Jaqueline Novogratz is Founder and Executive Director of the Acumen Fund, an impact investment non-profit working with ‘game-changing’ companies seeking innovative solutions to some of our planet’s most difficult challenges. Acumen works to address the drivers of poverty, including access to education (particularly for girls and women), sustainable housing, clean energy and water. Acumen delivers basic services to very poor people that otherwise would be without, but the organization also invests in innovative partnership programs, financing, and community-led response mechanisms helping the world’s poor overcome crippling poverty. Without question Acumen has established itself as the most well respected impact fund in development, and Jaqueline Novogratz as the esteemed and fearless leader needed to address large, complex global challenges.

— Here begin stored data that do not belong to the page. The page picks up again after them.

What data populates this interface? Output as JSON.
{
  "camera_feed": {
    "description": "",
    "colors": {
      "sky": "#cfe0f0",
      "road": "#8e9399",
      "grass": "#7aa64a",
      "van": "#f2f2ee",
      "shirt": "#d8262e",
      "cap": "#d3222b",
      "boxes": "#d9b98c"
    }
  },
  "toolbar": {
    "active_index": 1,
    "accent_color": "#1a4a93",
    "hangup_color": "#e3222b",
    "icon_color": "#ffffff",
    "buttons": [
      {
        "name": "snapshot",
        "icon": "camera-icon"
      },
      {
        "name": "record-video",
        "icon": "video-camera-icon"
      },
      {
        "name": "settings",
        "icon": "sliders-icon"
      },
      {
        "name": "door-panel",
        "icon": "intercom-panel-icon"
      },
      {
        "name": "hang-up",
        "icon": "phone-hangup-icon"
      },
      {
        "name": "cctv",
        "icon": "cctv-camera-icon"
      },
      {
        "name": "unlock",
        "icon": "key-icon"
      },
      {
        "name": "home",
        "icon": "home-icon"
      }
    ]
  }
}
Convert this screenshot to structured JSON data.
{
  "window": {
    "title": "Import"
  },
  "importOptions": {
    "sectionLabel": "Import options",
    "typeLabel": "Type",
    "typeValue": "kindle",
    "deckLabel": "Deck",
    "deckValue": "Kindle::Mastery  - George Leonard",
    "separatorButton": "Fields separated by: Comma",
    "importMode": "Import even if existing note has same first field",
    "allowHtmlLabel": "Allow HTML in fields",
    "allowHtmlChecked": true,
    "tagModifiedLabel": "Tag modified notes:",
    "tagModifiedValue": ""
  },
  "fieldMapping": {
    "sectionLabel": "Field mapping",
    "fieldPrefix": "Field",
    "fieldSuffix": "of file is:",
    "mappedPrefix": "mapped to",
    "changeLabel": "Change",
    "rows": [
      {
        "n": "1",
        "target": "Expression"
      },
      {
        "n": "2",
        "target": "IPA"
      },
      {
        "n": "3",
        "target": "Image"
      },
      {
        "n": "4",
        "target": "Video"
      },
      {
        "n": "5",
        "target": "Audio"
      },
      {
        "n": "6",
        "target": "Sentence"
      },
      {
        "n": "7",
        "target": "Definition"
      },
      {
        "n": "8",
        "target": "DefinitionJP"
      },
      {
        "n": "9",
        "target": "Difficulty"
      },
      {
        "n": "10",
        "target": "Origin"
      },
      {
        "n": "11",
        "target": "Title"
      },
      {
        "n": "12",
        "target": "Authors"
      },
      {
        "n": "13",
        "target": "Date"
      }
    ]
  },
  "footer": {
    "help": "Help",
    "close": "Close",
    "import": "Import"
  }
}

Coincidentally, Ms. Novogratz and I both share a background in Economics, and both began our careers in the international credit markets. I was amazed to read that like me, Ms. Novogratz left her banking position after three years, seeking greater opportunities to improve development. Perhaps it was her introduction to the international financial markets during a volatile and uncertain period, where global poverty was at a historic high, that made her realize the wealth of Wall Street was ephemeral. Or perhaps it was a feeling from within that her own compassion was desperately needed to solve some of the day’s global challenges. However that pull evolved, Ms. Novogratz left her high paying job to work in Africa as a consultant to the World Bank and UNICEF. Thereafter she managed a series of microfinance programs before starting Acumen in 2001. In her book, The Blue Sweater1, a story about the interconnectedness and innate compassion among all humans to solve our greatest global challenges, Ms. Novogratz shares a piece of advice she received from a successful CEO of a healthcare company as she was just getting her microfinance programs off the ground at Acumen. Feeling apprehensive and “in a panic”, Ms. Novogratz wrote that the CEO said:
"just start," …"Don't wait for perfection. Just start and let the work teach you. No one expects you to get it right the very beginning, and you'll learn more from your mistakes than your early successes anyway. So stop worrying so much and just look at your best bets and go.” (196)
What is beautiful about this quote is how it exemplifies the real struggle of achieving true impact. The lofty goal of trying to solve poverty cannot be underestimated, yet the fear of failure can easily take hold, squashing the innate sense of compassion to right so many of our global wrongs. For Ms. Novogratz, her dream of changing the world felt initially like “falling flat on her face.” She remarked:
“They say a journey of a thousand miles begins with a single step….As a young woman, I dreamed of changing the world. In my twenties…I concluded that if I could only nudge the world a little bit, maybe that would be enough. But nudging isn't enough.” (4)
I appreciate so much that Ms. Novogratz had an urge, perhaps innate, and likely shaped by her experiences in finance and economics, to seek fulfillment by using her knowledge and compassion to shift the trajectory of poverty. She did not give up when feeling like the path was too long, or too difficult, or as if she were falling on her face. She kept seeking her true impact, guided by the circumstances around her. The story of Ms. Novogratz is one that helps me understand how to shape our world for the better, and to create a human path for prosperity.
1 Novograntz, Jaqueline. The Blue Sweater. Rodale Books, 1st Edition, 2009.